Consider the one way reaction consisting of 5 particles, \(3H_2 + N_2\to NH_3\). If we have \(M\) particles then we get a 3M dimensional space. Then we want to minimize energy in our 3M-1 dimensional space. Let \(X\) be the reaction coordinate. Let the y-axis be the energy. We argue that the rate is proportional to the Boltzman factor, \(\gamma \propto \exp\left(-\frac{B}{kT}\right)\), problem 6.11. The assumptions are: no recrossing, reactions are in local equilibrium (in ’well’), equal distribution determines the number of particles crossing the well. Let the probability distribution of the particles \(\rho(x)\). Then the probability distribution at the bottom of the well is \(\rho(x_0)\) and at the barrier \(\rho(x_b)\) such that \(\frac{\rho(x_b)}{\rho(x_0)} = \frac{\exp(-U(x_B)/kT)}{\exp(-U(x))/kT} = \exp(-B/kT)\). Since \(B\gg kT\), most particles are near \(x_0\). Then, \(U(x) = \frac{1}{2}M\omega^2(x-x_0)^2\). So, \(\rho(x) = \sqrt{\frac{m\omega^2}{2\pi kT}}\exp\left(-\frac{m\omega^2}{2kT}(x-x_0)^2\right)\) And so, \(\rho(x_0) = \sqrt{\frac{m\omega^2}{2\pi kT}}\).

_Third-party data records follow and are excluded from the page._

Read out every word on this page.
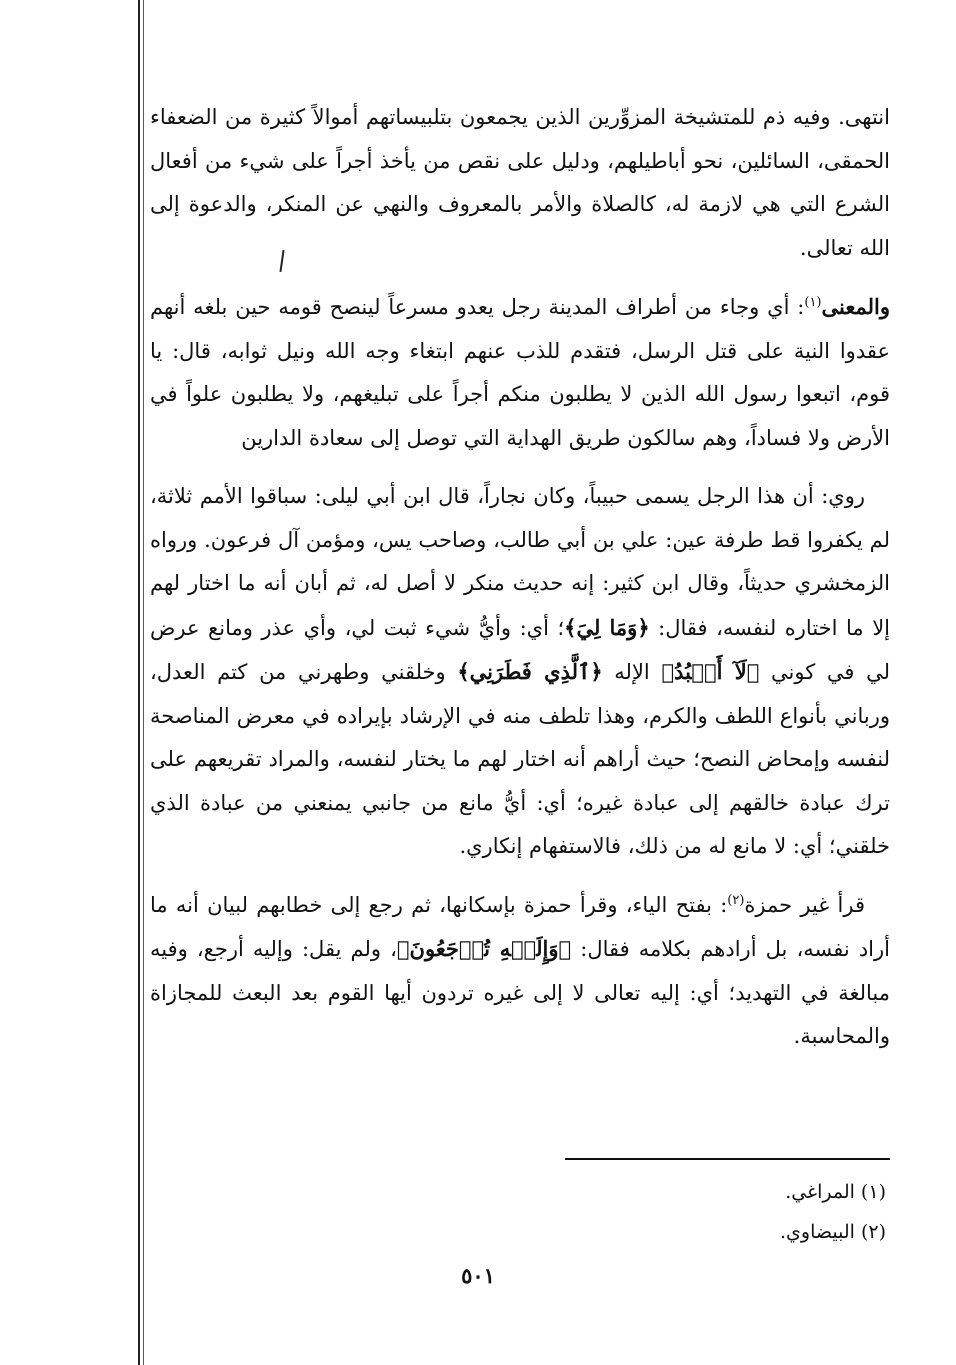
انتهى. وفيه ذم للمتشيخة المزوِّرين الذين يجمعون بتلبيساتهم أموالاً كثيرة من الضعفاء الحمقى، السائلين، نحو أباطيلهم، ودليل على نقص من يأخذ أجراً على شيء من أفعال الشرع التي هي لازمة له، كالصلاة والأمر بالمعروف والنهي عن المنكر، والدعوة إلى الله تعالى.

والمعنى$^{(١)}$: أي وجاء من أطراف المدينة رجل يعدو مسرعاً لينصح قومه حين بلغه أنهم عقدوا النية على قتل الرسل، فتقدم للذب عنهم ابتغاء وجه الله ونيل ثوابه، قال: يا قوم، اتبعوا رسول الله الذين لا يطلبون منكم أجراً على تبليغهم، ولا يطلبون علواً في الأرض ولا فساداً، وهم سالكون طريق الهداية التي توصل إلى سعادة الدارين

روي: أن هذا الرجل يسمى حبيباً، وكان نجاراً، قال ابن أبي ليلى: سباقوا الأمم ثلاثة، لم يكفروا قط طرفة عين: علي بن أبي طالب، وصاحب يس، ومؤمن آل فرعون. ورواه الزمخشري حديثاً، وقال ابن كثير: إنه حديث منكر لا أصل له، ثم أبان أنه ما اختار لهم إلا ما اختاره لنفسه، فقال: ﴿وَمَا لِيَ﴾؛ أي: وأيُّ شيء ثبت لي، وأي عذر ومانع عرض لي في كوني ﴿لَآ أَعۡبُدُ﴾ الإله ﴿ٱلَّذِي فَطَرَنِي﴾ وخلقني وطهرني من كتم العدل، ورباني بأنواع اللطف والكرم، وهذا تلطف منه في الإرشاد بإيراده في معرض المناصحة لنفسه وإمحاض النصح؛ حيث أراهم أنه اختار لهم ما يختار لنفسه، والمراد تقريعهم على ترك عبادة خالقهم إلى عبادة غيره؛ أي: أيُّ مانع من جانبي يمنعني من عبادة الذي خلقني؛ أي: لا مانع له من ذلك، فالاستفهام إنكاري.

قرأ غير حمزة$^{(٢)}$: بفتح الياء، وقرأ حمزة بإسكانها، ثم رجع إلى خطابهم لبيان أنه ما أراد نفسه، بل أرادهم بكلامه فقال: ﴿وَإِلَيۡهِ تُرۡجَعُونَ﴾، ولم يقل: وإليه أرجع، وفيه مبالغة في التهديد؛ أي: إليه تعالى لا إلى غيره تردون أيها القوم بعد البعث للمجازاة والمحاسبة.

(١) المراغي.

(٢) البيضاوي.

٥٠١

If the particle is \(\Delta x\) away from the top of the barrier with velocity \(v\) then \(\Delta x=v\Delta t\) gives the rate \(\Gamma_V=\rho(x_B)v\frac{\Delta t}{\Delta t} = \rho(x_b)v\). So, for all positive velocities, \(\Gamma = \int_0^\infty dv\Gamma_v\rho(v)\). Then, we are in equilibrium our velocities are normal distributed velocities, \(\rho(v) \propto \exp(-E_{kin}/kT) = \exp(-\frac{Mv^2}{kT})\) so \(\rho(v) = \sqrt{\frac{M}{2\pi kT}}\exp(-\frac{Mv^2}{2kT})\). Thus, \(\Gamma = \rho(x_B)\int_0^\infty v\rho(v)dv = \frac{\omega}{2\pi}\exp\left(-\frac{B}{kT}\right)\). Using multidimensional transition rate: \(\Gamma = \frac{\prod\limits_i\omega_i}{2\pi\prod\limits_j\omega_{j,B}}\exp\left(-\frac{B}{kT}\right)\). Where \(\omega_{j,B}\) denotes the saddle points.

If \(\omega\) is large we get a steep well.

Thus, in general it is difficult to analyze kinetic behaviors from equilibrium treatments.